The separation of asphaltene from crude oil has been variously referred to as flocculation, precipitation or deposition. A modern view is that nano-aggregates of asphaltene molecules flocculate to form a precipitate and this may deposit on adjacent surfaces. It is a well recognised issue that asphaltene may separate from crude oil and accumulate as an undesirable deposit within production, storage and transportation equipment. Remedial treatment of wellbores and near-wellbore regions with solvent and/or heat to remove deposited asphaltene is a regular commercial operation.
It has also been recognised that asphaltene can precipitate within a formation if a viscosity reducing diluent is injected into the formation and that this can cause significant formation damage. There have been proposals to include an asphaltene solvent in a viscosity-reducing diluent which is injected into a reservoir formation to assist oil recovery. Hwang and Ortiz in “Mitigation of asphaltics deposition during CO2 flood by enhancing CO2 solvency with chemical modifiers” Organic Geochemistry vol 31, pages 1451-1462 (2000), investigated the effect of adding various solvents to supercritical carbon dioxide used to enhance oil recovery. The amount of added solvent was arbitrarily set at 10% of the carbon dioxide and solvent mixture. They demonstrated that addition of various solvents and solvent mixtures to the carbon dioxide achieved a much greater extraction of oil and with a reduced total amount of carbon dioxide required to maximise recovery. They also showed that the carbon dioxide solvent mixtures reduced the amount of asphaltene remaining in the geological formulation compared with using carbon dioxide alone. The solvents which were tried were toluene, a light aromatic hydrocarbon mixture, alcohols, and mixtures of alcohol and toluene. The aromatic materials were found to be more effective than the alcohols.
US2007/295640 proposes treating a formation with a composition containing a viscosity reducing diluent (which was a substance that would be an asphaltene precipitant if used alone) together with an asphaltene solvent. Possible precipitating diluents include light hydrocarbons as well as carbon dioxide.
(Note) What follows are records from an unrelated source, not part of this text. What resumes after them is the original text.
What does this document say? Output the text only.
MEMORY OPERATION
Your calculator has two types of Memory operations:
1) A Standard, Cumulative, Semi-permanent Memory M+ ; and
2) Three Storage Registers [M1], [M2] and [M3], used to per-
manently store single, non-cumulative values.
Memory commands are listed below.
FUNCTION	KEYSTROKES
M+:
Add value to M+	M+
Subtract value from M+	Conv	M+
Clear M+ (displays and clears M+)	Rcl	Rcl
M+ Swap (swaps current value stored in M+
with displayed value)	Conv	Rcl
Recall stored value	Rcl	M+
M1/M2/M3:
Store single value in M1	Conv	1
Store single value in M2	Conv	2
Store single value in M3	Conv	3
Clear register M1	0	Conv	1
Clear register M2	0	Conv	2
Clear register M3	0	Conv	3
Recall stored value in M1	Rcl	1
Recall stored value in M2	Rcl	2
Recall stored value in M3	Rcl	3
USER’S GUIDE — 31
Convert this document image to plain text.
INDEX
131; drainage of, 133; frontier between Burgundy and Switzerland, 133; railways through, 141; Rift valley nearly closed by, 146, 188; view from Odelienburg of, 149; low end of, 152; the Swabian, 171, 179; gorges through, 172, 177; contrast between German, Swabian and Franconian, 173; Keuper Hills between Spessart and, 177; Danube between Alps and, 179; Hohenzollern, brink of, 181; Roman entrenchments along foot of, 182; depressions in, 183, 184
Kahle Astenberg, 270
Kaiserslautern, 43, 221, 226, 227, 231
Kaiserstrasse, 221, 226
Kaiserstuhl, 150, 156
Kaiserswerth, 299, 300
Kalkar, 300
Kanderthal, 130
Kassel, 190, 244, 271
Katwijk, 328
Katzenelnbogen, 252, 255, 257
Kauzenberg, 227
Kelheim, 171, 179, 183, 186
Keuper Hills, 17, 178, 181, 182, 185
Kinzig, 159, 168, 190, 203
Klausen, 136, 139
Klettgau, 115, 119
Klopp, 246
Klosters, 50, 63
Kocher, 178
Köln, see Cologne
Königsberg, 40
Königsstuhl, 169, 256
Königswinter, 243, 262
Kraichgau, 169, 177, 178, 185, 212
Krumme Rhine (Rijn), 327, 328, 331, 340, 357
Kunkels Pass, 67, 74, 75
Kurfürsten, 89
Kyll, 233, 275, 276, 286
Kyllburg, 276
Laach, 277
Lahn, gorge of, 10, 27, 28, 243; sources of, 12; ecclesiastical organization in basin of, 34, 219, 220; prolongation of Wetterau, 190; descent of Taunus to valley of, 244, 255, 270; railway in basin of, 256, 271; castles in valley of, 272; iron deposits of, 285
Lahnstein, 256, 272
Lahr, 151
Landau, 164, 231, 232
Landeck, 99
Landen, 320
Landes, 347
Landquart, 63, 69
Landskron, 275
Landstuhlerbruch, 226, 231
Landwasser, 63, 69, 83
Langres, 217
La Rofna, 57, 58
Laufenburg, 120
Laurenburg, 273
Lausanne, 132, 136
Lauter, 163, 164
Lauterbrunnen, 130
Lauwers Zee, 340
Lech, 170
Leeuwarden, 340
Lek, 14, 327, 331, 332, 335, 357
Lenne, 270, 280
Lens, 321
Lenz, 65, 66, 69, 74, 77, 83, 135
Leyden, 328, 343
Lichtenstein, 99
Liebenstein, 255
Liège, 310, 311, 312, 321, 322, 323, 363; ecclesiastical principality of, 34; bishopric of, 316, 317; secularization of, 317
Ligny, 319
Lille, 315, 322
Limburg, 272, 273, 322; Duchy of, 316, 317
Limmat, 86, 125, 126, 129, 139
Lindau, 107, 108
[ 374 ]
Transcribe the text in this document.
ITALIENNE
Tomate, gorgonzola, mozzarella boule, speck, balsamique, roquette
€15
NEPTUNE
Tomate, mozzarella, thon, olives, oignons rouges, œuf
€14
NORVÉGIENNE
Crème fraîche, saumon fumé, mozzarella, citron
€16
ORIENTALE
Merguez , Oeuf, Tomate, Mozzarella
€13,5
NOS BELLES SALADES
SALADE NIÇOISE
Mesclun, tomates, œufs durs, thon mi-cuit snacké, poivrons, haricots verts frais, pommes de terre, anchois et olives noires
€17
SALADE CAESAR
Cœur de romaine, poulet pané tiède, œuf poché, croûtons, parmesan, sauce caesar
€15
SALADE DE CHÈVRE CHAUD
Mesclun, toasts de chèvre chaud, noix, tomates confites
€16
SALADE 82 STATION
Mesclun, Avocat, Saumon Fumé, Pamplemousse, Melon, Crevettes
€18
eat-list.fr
The compounds suggested in this document as asphaltene solvents are aromatic and substituted aromatic compounds.
Some other documents can be identified, in retrospect, as utilising mixtures in which an aromatic asphaltene solvent was present. U.S. Pat. No. 4,004,636 taught a process of treating a tar sand formation with a multiple solvent system containing both a first component which is the liquefied form of a normally gaseous material such as carbon dioxide or a short chain hydrocarbon and a second component which is a normally liquid hydrocarbon. Suggested normally liquid hydrocarbons included some such as hexane which are asphaltene precipitants and some such as toluene which are asphaltene solvents. The former category, eg hexane, was preferred on economic grounds and it was reported, expressing some surprise, that these did not cause asphaltene precipitation. The intention was that the first component of the mixture would revert to its gaseous state within the reservoir formation and drive oil from the reservoir towards a production well, while the normally liquid hydrocarbon acted as solvent. Similar disclosure is found in U.S. Pat. No. 3,954,141 and U.S. Pat. No. 4,007,785, while U.S. Pat. No. 4,071,458 and U.S. Pat. No. 4,026,358 use an aromatic solvent saturated with carbon dioxide as the diluent. U.S. Pat. No. 5,139,088 taught a process in which an aromatic fraction of the extracted oil was recirculated into the reservoir formation to act as the diluent.
In summary, the materials which have been added successfully to a viscosity-reducing diluent to act as an asphaltene solvent have all been aromatic hydrocarbons. These originate from petroleum but are somewhat expensive products of the refining process.
U.S. Pat. No. 5,117,907 taught enhanced oil recovery using supercritical carbon dioxide to which trichloroethane was added in order to increase density and viscosity of the supercritical carbon dioxide. U.S. Pat. No. 4,800,957 taught the use of alcohols or ethylene glycol as additive to supercritical carbon dioxide for a similar purpose. These documents do not mention asphaltene and do not suggest that there was any asphaltene precipitation even in the absence of the additive.